Citation and Funding
Hazra N C, Rudisill C, Gulliford M C. Determinants of health care costs in the senior elderly: age, comorbidity, impairment, or proximity to death? Eur J Health Econ. 2017. [Epub ahead of print].
This project was funded by the National Institute for Health Research Biomedical Research Centre at Guy’s and St Thomas’ NHS Foundation Trust and Kings College London, and in part by the Dunhill Medical Trust (grant number: R392/1114).
Barnett K, Mercer SW, Norbury M, et al. Epidemiology of multimorbidity and implications for health care, research, and medical education: a cross-sectional study. Lancet. 2012;380(9836):37-43.
DH. Long term conditions compendium of information: third edition. London: Department of Health; 2012.
Gijsen R, Hoeymans N, Schellevis F, et al. Causes and consequences of comorbidity: a review. J Clin Epidemiol. 2001;54(7):661-74.
MHRA. Clinical Practice Research Datalink. London: Medicines & Healthcare Products Regulatory Agency; 2017.
NHS Digital. General Practice Extraction Service. Leeds; 2017.
NICE. Multi-morbidity: clinical assessment and management. NG56. London: National Institute for Health and Care Excellence; 2016.
Salisbury C, Johnson C, Purdy S, et al. Epidemiology and impact of multimorbidity in primary care: a retrospective cohort study. Br J Gen Pract. 2011;61(582):e12-21.
The King’s Fund. Understanding pressures in general practice. London: The King’s Fund; 2016.
van den Akker M, Buntinx F, Metsemakers JFM, et al. Multimorbidity in general practice: prevalence, incidence, and determinants of co-occurring chronic and recurrent diseases. J Clin Epidemiol. 1998;51(5):367-75.
Walker A. Multiple chronic diseases and quality of life: patterns emerging from a large national sample, Australia. Chronic Illn. 2007;3(3):202-18.

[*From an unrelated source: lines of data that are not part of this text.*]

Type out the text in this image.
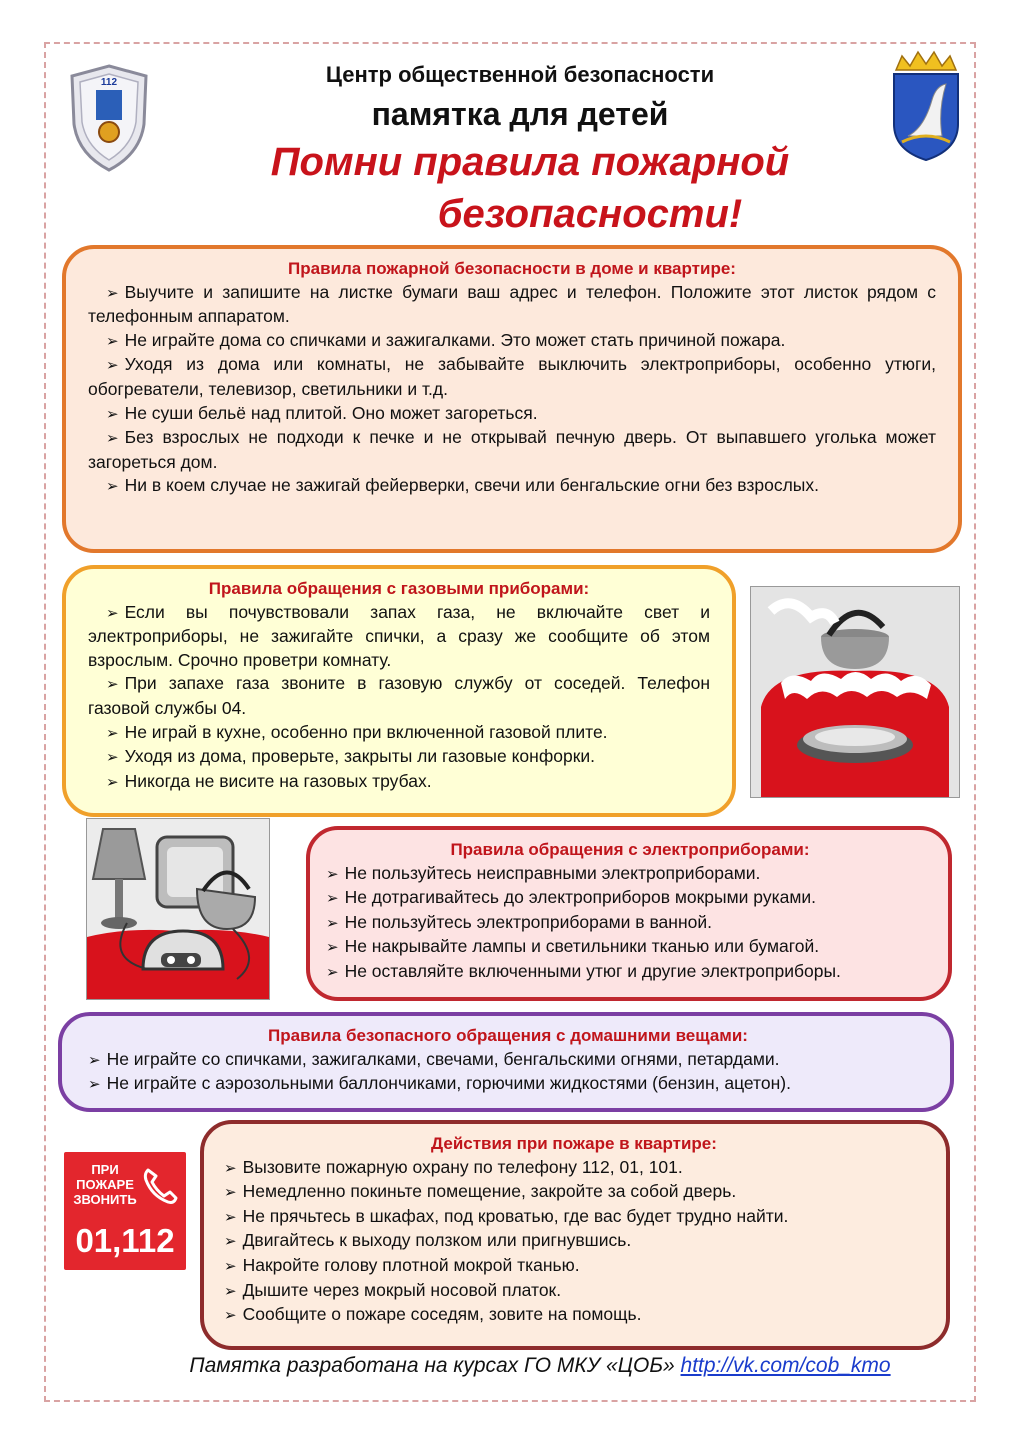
112	Центр общественной безопасности
памятка для детей
Помни правила пожарной
безопасности!
Правила пожарной безопасности в доме и квартире:
➢ Выучите и запишите на листке бумаги ваш адрес и телефон. Положите этот листок рядом с телефонным аппаратом.
➢ Не играйте дома со спичками и зажигалками. Это может стать причиной пожара.
➢ Уходя из дома или комнаты, не забывайте выключить электроприборы, особенно утюги, обогреватели, телевизор, светильники и т.д.
➢ Не суши бельё над плитой. Оно может загореться.
➢ Без взрослых не подходи к печке и не открывай печную дверь. От выпавшего уголька может загореться дом.
➢ Ни в коем случае не зажигай фейерверки, свечи или бенгальские огни без взрослых.
Правила обращения с газовыми приборами:
➢ Если вы почувствовали запах газа, не включайте свет и электроприборы, не зажигайте спички, а сразу же сообщите об этом взрослым. Срочно проветри комнату.
➢ При запахе газа звоните в газовую службу от соседей. Телефон газовой службы 04.
➢ Не играй в кухне, особенно при включенной газовой плите.
➢ Уходя из дома, проверьте, закрыты ли газовые конфорки.
➢ Никогда не висите на газовых трубах.
Правила обращения с электроприборами:
➢ Не пользуйтесь неисправными электроприборами.
➢ Не дотрагивайтесь до электроприборов мокрыми руками.
➢ Не пользуйтесь электроприборами в ванной.
➢ Не накрывайте лампы и светильники тканью или бумагой.
➢ Не оставляйте включенными утюг и другие электроприборы.
Правила безопасного обращения с домашними вещами:
➢ Не играйте со спичками, зажигалками, свечами, бенгальскими огнями, петардами.
➢ Не играйте с аэрозольными баллончиками, горючими жидкостями (бензин, ацетон).
ПРИ
ПОЖАРЕ
ЗВОНИТЬ
01,112
Действия при пожаре в квартире:
➢ Вызовите пожарную охрану по телефону 112, 01, 101.
➢ Немедленно покиньте помещение, закройте за собой дверь.
➢ Не прячьтесь в шкафах, под кроватью, где вас будет трудно найти.
➢ Двигайтесь к выходу ползком или пригнувшись.
➢ Накройте голову плотной мокрой тканью.
➢ Дышите через мокрый носовой платок.
➢ Сообщите о пожаре соседям, зовите на помощь.
Памятка разработана на курсах ГО МКУ «ЦОБ» http://vk.com/cob_kmo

This was a large study and makes use of a well-validated clinical database representing 7% of the UK population. One obvious weakness is that the study only considers cost in those aged over 80, not the whole population.
The study makes an important contribution to disproving the hypothesis that “the ageing population” is driving the current problems in the NHS.

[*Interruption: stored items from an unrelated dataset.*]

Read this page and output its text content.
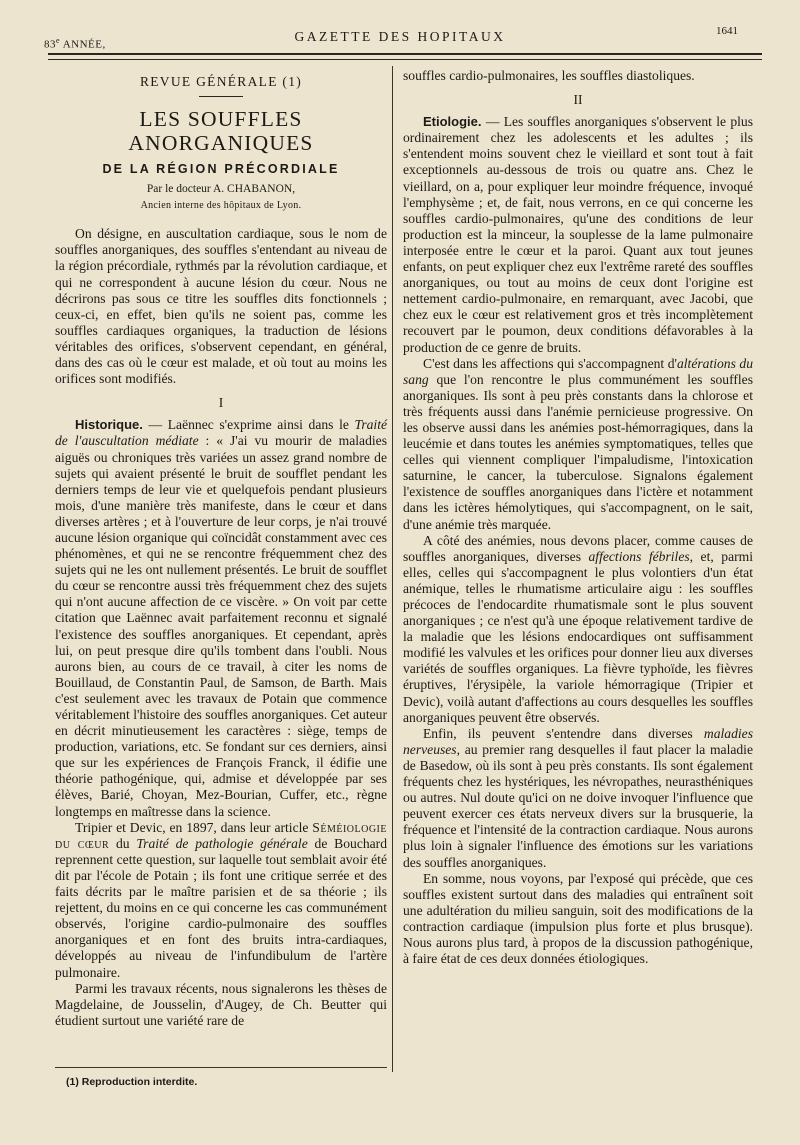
83e ANNÉE,
GAZETTE DES HOPITAUX	1641
REVUE GÉNÉRALE (1)
LES SOUFFLES ANORGANIQUES
DE LA RÉGION PRÉCORDIALE
Par le docteur A. CHABANON,
Ancien interne des hôpitaux de Lyon.

On désigne, en auscultation cardiaque, sous le nom de souffles anorganiques, des souffles s'entendant au niveau de la région précordiale, rythmés par la révolution cardiaque, et qui ne correspondent à aucune lésion du cœur. Nous ne décrirons pas sous ce titre les souffles dits fonctionnels ; ceux-ci, en effet, bien qu'ils ne soient pas, comme les souffles cardiaques organiques, la traduction de lésions véritables des orifices, s'observent cependant, en général, dans des cas où le cœur est malade, et où tout au moins les orifices sont modifiés.

I

Historique. — Laënnec s'exprime ainsi dans le Traité de l'auscultation médiate : « J'ai vu mourir de maladies aiguës ou chroniques très variées un assez grand nombre de sujets qui avaient présenté le bruit de soufflet pendant les derniers temps de leur vie et quelquefois pendant plusieurs mois, d'une manière très manifeste, dans le cœur et dans diverses artères ; et à l'ouverture de leur corps, je n'ai trouvé aucune lésion organique qui coïncidât constamment avec ces phénomènes, et qui ne se rencontre fréquemment chez des sujets qui ne les ont nullement présentés. Le bruit de soufflet du cœur se rencontre aussi très fréquemment chez des sujets qui n'ont aucune affection de ce viscère. » On voit par cette citation que Laënnec avait parfaitement reconnu et signalé l'existence des souffles anorganiques. Et cependant, après lui, on peut presque dire qu'ils tombent dans l'oubli. Nous aurons bien, au cours de ce travail, à citer les noms de Bouillaud, de Constantin Paul, de Samson, de Barth. Mais c'est seulement avec les travaux de Potain que commence véritablement l'histoire des souffles anorganiques. Cet auteur en décrit minutieusement les caractères : siège, temps de production, variations, etc. Se fondant sur ces derniers, ainsi que sur les expériences de François Franck, il édifie une théorie pathogénique, qui, admise et développée par ses élèves, Barié, Choyan, Mez-Bourian, Cuffer, etc., règne longtemps en maîtresse dans la science.

Tripier et Devic, en 1897, dans leur article Séméiologie du cœur du Traité de pathologie générale de Bouchard reprennent cette question, sur laquelle tout semblait avoir été dit par l'école de Potain ; ils font une critique serrée et des faits décrits par le maître parisien et de sa théorie ; ils rejettent, du moins en ce qui concerne les cas communément observés, l'origine cardio-pulmonaire des souffles anorganiques et en font des bruits intra-cardiaques, développés au niveau de l'infundibulum de l'artère pulmonaire.

Parmi les travaux récents, nous signalerons les thèses de Magdelaine, de Jousselin, d'Augey, de Ch. Beutter qui étudient surtout une variété rare de

souffles cardio-pulmonaires, les souffles diastoliques.

II

Etiologie. — Les souffles anorganiques s'observent le plus ordinairement chez les adolescents et les adultes ; ils s'entendent moins souvent chez le vieillard et sont tout à fait exceptionnels au-dessous de trois ou quatre ans. Chez le vieillard, on a, pour expliquer leur moindre fréquence, invoqué l'emphysème ; et, de fait, nous verrons, en ce qui concerne les souffles cardio-pulmonaires, qu'une des conditions de leur production est la minceur, la souplesse de la lame pulmonaire interposée entre le cœur et la paroi. Quant aux tout jeunes enfants, on peut expliquer chez eux l'extrême rareté des souffles anorganiques, ou tout au moins de ceux dont l'origine est nettement cardio-pulmonaire, en remarquant, avec Jacobi, que chez eux le cœur est relativement gros et très incomplètement recouvert par le poumon, deux conditions défavorables à la production de ce genre de bruits.

C'est dans les affections qui s'accompagnent d'altérations du sang que l'on rencontre le plus communément les souffles anorganiques. Ils sont à peu près constants dans la chlorose et très fréquents aussi dans l'anémie pernicieuse progressive. On les observe aussi dans les anémies post-hémorragiques, dans la leucémie et dans toutes les anémies symptomatiques, telles que celles qui viennent compliquer l'impaludisme, l'intoxication saturnine, le cancer, la tuberculose. Signalons également l'existence de souffles anorganiques dans l'ictère et notamment dans les ictères hémolytiques, qui s'accompagnent, on le sait, d'une anémie très marquée.

A côté des anémies, nous devons placer, comme causes de souffles anorganiques, diverses affections fébriles, et, parmi elles, celles qui s'accompagnent le plus volontiers d'un état anémique, telles le rhumatisme articulaire aigu : les souffles précoces de l'endocardite rhumatismale sont le plus souvent anorganiques ; ce n'est qu'à une époque relativement tardive de la maladie que les lésions endocardiques ont suffisamment modifié les valvules et les orifices pour donner lieu aux diverses variétés de souffles organiques. La fièvre typhoïde, les fièvres éruptives, l'érysipèle, la variole hémorragique (Tripier et Devic), voilà autant d'affections au cours desquelles les souffles anorganiques peuvent être observés.

Enfin, ils peuvent s'entendre dans diverses maladies nerveuses, au premier rang desquelles il faut placer la maladie de Basedow, où ils sont à peu près constants. Ils sont également fréquents chez les hystériques, les névropathes, neurasthéniques ou autres. Nul doute qu'ici on ne doive invoquer l'influence que peuvent exercer ces états nerveux divers sur la brusquerie, la fréquence et l'intensité de la contraction cardiaque. Nous aurons plus loin à signaler l'influence des émotions sur les variations des souffles anorganiques.

En somme, nous voyons, par l'exposé qui précède, que ces souffles existent surtout dans des maladies qui entraînent soit une adultération du milieu sanguin, soit des modifications de la contraction cardiaque (impulsion plus forte et plus brusque). Nous aurons plus tard, à propos de la discussion pathogénique, à faire état de ces deux données étiologiques.

(1) Reproduction interdite.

There are two obvious implications. Firstly, the study underscores the idea that we should collectively move towards a preventive, generalist-led, person-centred model of care.
Secondly, the study provides important evidence towards downgrading the importance of age per se in calculating resource allocation formulae and upgrading morbidity.
Greg Fell, Director of Public Health, Sheffield
The NICE guidelines for multi-morbidity, clinical assessment and management (2016), define multi-morbidity as presence of two or more long-term health conditions, which can include physical and mental health conditions, on-going conditions, complex symptoms such as frailty or pain, sensory impairment and alcohol and substance misuse.
The Clinical Practice Research Data link (CPRD; 2017) is a governmental, not-for-profit research service, jointly funded by the NIHR and the Medicines and Healthcare product Regulatory Agency. CPRD data is available for public-benefiting research only, and covers around 7% of the UK population, mainly GP surgeries in the south of England.